Memory bandwidth / register file size would suggest another 2x from moving less data. My working heuristic on these things is compute is free because I fail to saturate the memory bus but no doubt some applications do actually run into that slowdown in practice. Matrix multiply probably does.
One typical problem is multiplying dense vector by a sparse matrix. Unlike multiplication of two dense matrices, I don’t think it’s possible to decompose into manageable pieces which would fit into caches to saturate the FP64 math of the CPU cores.
We have tested our software on nVidia Teslas in a cloud (the expensive ones with many theoretical TFlops of FP64 compute), the performance wasn’t too impressive.
Granted, RDNA and CDNA still have largely the same assembly language, so its still better than using say... NVidia GPUs. But I have to imagine that the 32-wide vs 64-wide difference is big in some use cases. In particular: low-level programs that use warp-level primitives, like DPP, shared-memory details and such.
I assume the super-computer programmers want a cheap system to have under their desk to prototype code that's similar to the big MI250x system. Vega56/64 is several generations old, while 6800 xt is pretty different architecturally. It seems weird that they'd have to buy MI200 GPUs for this purpose, especially in light of NVidia's strategy (where A2000 nvidia could serve as a close replacement. Maybe not perfect, but closer to the A100 big-daddy than the 6800xt is to the big daddy MI250x).
--------
EDIT: That being said: this is probably completely moot for my own purposes.
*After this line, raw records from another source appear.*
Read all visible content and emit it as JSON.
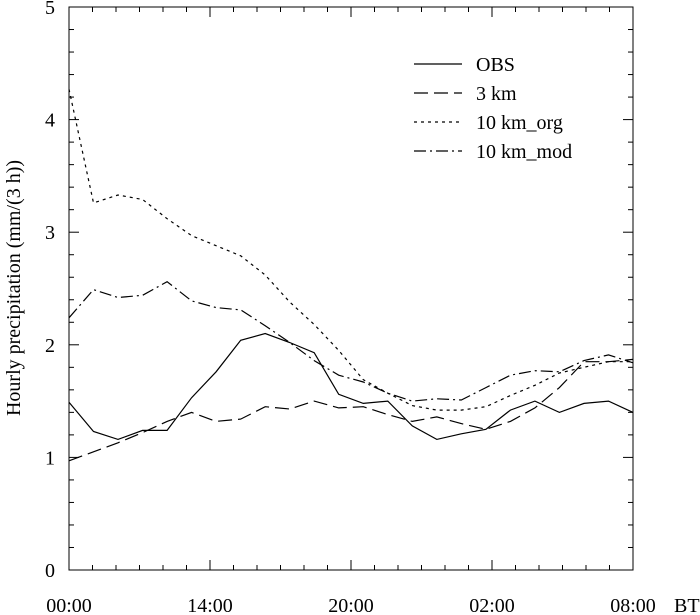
{
  "chart_data": {
    "type": "line",
    "title": "",
    "xlabel": "",
    "ylabel": "Hourly precipitation (mm/(3 h))",
    "x_unit_label": "BT",
    "x_ticks": [
      "00:00",
      "14:00",
      "20:00",
      "02:00",
      "08:00"
    ],
    "ylim": [
      0,
      5
    ],
    "y_ticks": [
      0,
      1,
      2,
      3,
      4,
      5
    ],
    "grid": false,
    "legend_position": "top-right",
    "series": [
      {
        "name": "OBS",
        "dash": "solid",
        "values": [
          1.49,
          1.23,
          1.16,
          1.24,
          1.24,
          1.53,
          1.76,
          2.04,
          2.1,
          2.02,
          1.93,
          1.56,
          1.48,
          1.5,
          1.28,
          1.16,
          1.21,
          1.25,
          1.42,
          1.5,
          1.4,
          1.48,
          1.5,
          1.4
        ]
      },
      {
        "name": "3 km",
        "dash": "dashed",
        "values": [
          0.97,
          1.05,
          1.13,
          1.22,
          1.32,
          1.4,
          1.32,
          1.34,
          1.45,
          1.43,
          1.5,
          1.44,
          1.45,
          1.38,
          1.32,
          1.36,
          1.3,
          1.25,
          1.32,
          1.44,
          1.62,
          1.85,
          1.85,
          1.87
        ]
      },
      {
        "name": "10 km_org",
        "dash": "dotted",
        "values": [
          4.27,
          3.26,
          3.33,
          3.29,
          3.12,
          2.97,
          2.88,
          2.79,
          2.62,
          2.38,
          2.18,
          1.95,
          1.69,
          1.57,
          1.46,
          1.42,
          1.42,
          1.45,
          1.55,
          1.64,
          1.75,
          1.8,
          1.85,
          1.85
        ]
      },
      {
        "name": "10 km_mod",
        "dash": "dashdot",
        "values": [
          2.24,
          2.49,
          2.42,
          2.44,
          2.56,
          2.39,
          2.33,
          2.31,
          2.17,
          2.02,
          1.86,
          1.73,
          1.67,
          1.57,
          1.5,
          1.52,
          1.51,
          1.62,
          1.73,
          1.77,
          1.76,
          1.86,
          1.91,
          1.84
        ]
      }
    ]
  }
}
I can't afford an MI250x system at all. At best I'd make some kind of hand-built consumer rig for my own personal purposes. So 6800 xt would be all I personally need. VRAM-constraints feel quite real, so the 16GBs of VRAM at that price makes 6800xt a very pragmatic system for personal use and study.
And why should your algorithm be the benchmark for supercomputer performance, rather than something that is at least somewhat related [1] to the workloads those machines run?
[1] We can of course argue endlessly that HPL is no longer a very representative benchmark for supercomputer workloads, but I digress.
Nobody but you is confused about this.
I was trolling a little bit, the people who downvoted my measure of speed :-) because the millions of FLOPS of a supercomputer, will help for parallel tasks but will not be "faster" for a common use case.
So fastest computer is one thing, most powerful is another.
Your argument is a bit like saying the fastest land speed vehicle isn't really the fastest because you can't go to the grocery store with it.